Başvuru süresinin sona ermesine az bir zaman kala Felis jüri başkanlarıyla röportaj serimiz Grup 7 İletişim Ajans Başkanı Cengiz Turhan’la devam ediyor. Yarışmaya geçen yıl dâhil olan kategoriler arasındaki PR Bölümünün jüri başkanlığını bu yıl Turhan üstleniyor.
Geçtiğimiz yıldan itibaren Felis Ödülleri’ne PR Bölümü de eklendi ve rekor sayıda başvuru oldu. Bu bir yıl içinde PR sektöründeki projeleri nasıl değerlendirirsiniz? Yaratıcılık ve etkiye bir arada baktığınızda PR nasıl bir üretim yılı geçirdi?
Geçen yıl da jüride olduğum için, başvurulardaki yoğunluğu bizzat gözlemleme fırsatım oldu. Bunun, PR projelerinde yaratıcılığın da onanması, alkışlanması ihtiyacından kaynaklandığını sanıyorum.
Etki yaratma konusunda devrede olan birçok faktör var. Yaratıcılık da bunlar arasında önemli bir yer tutuyor ve bazı projelerin diğerlerinin aksine neden zihnimize kazındığını bize açıklıyor.

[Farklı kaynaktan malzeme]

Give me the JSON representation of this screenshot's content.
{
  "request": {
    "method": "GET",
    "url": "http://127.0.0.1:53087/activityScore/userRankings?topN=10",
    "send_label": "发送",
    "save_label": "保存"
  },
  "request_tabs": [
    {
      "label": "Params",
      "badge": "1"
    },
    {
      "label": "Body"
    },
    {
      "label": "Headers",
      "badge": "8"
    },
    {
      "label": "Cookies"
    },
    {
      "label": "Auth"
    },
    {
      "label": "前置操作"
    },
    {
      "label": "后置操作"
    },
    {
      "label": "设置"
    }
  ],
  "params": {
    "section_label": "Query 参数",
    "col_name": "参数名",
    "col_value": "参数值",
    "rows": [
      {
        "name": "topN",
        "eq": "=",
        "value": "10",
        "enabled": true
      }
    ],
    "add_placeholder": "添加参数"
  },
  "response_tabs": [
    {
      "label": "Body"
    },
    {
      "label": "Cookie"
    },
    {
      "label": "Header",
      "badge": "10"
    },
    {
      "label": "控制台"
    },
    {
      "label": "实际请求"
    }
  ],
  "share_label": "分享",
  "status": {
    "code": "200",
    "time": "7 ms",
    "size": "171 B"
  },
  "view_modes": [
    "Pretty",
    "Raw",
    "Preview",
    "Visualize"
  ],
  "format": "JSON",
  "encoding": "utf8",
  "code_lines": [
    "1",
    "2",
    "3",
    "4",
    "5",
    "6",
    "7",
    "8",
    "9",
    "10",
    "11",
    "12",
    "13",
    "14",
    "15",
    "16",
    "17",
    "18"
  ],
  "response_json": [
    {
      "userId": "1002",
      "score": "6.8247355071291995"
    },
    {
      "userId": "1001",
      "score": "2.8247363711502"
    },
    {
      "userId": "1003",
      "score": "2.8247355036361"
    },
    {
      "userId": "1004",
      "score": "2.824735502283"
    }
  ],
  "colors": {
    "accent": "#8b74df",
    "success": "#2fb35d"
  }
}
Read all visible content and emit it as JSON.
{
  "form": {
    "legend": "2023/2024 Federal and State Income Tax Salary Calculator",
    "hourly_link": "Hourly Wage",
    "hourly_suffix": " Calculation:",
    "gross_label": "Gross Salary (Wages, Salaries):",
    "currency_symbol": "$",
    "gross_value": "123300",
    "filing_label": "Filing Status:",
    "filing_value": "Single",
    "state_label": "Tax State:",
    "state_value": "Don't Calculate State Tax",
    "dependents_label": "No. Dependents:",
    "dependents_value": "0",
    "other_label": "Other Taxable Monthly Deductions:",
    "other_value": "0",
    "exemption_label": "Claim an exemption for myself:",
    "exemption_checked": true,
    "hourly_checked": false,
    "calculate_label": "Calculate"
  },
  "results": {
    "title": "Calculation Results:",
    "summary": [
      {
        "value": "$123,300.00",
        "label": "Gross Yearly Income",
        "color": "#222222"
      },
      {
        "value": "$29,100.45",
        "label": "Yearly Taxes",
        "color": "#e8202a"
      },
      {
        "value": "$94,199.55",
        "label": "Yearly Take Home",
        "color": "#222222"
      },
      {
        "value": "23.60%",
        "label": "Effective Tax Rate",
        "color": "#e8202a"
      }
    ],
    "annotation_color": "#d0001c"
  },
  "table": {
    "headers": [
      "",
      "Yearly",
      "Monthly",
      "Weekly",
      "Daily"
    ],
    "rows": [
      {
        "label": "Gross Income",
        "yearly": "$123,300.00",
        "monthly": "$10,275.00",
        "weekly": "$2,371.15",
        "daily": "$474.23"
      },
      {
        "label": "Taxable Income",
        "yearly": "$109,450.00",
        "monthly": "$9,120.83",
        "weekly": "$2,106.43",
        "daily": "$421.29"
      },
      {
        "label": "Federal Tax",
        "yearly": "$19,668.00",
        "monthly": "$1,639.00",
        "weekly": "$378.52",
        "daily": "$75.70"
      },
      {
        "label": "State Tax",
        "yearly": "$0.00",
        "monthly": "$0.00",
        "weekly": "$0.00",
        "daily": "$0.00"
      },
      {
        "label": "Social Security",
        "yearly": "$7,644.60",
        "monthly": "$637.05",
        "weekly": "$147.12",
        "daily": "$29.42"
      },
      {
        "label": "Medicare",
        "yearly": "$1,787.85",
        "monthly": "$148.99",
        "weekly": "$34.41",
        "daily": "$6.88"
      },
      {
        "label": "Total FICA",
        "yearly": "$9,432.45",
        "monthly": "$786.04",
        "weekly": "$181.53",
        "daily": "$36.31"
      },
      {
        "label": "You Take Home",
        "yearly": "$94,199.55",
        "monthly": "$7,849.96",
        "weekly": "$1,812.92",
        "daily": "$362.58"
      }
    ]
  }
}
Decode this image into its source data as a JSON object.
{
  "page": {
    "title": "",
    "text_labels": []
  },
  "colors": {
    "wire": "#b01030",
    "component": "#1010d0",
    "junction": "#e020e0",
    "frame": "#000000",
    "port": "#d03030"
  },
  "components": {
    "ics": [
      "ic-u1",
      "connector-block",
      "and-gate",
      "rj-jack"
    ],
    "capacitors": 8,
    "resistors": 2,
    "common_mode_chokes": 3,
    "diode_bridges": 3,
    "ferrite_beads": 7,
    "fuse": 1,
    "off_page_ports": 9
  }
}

Ben PR sektörünün önde gelen ajanslarının yaratıcılığı bir “fetiş” haline getirmediğini ve yapılan işin amaçlara uygunluğunu, arzu edilen sonuçları yaratmasını yaratıcılık kadar önemsediğini görüyorum ve bundan büyük memnuniyet duyuyorum. Bunun müşterimize, doğrudan PR sektörü içinde olmayıp da PR projesi yapan ajanslara da yansıyan bir anlayış olacağını düşünüyorum. Bu çerçeveden baktığımızda, yaratıcılık ve etkiyi bir arada değerlendiren işlerin bu yıl geçen seneden daha fazla karşımıza çıkacağına inanıyorum.
Felis’te PR Bölümü jüri başkanısınız. Katılan işleri değerlendirirken kriterleriniz, öncelikleriniz neler olacak?
Ben jürilerde jüri başkanının eşitler arasında birinci olması gerektiğine inanırım. Felis jürisinde de, ödül yönetiminin de katkısıyla, bu anlayış yerleşiyor. Geçen sene ödülün ilk yılıydı. Tüm meslektaşlarımızla birlikte katılım, kategorizasyon, değerlendirme kriter ve süreçleri konusunda görüşlerimizi ödül yönetimine aktardık. Hatta bununla ilgili bir workshop da yapıldı. Bu görüşlerin önemli ölçüde dikkate alınmış olması nedeniyle ödül yönetimine teşekkür ederim. Herhalde, ödül süreçlerinin mükemmelleştirilmesi için bu yıl da benzeri bir çalışma yapılacaktır.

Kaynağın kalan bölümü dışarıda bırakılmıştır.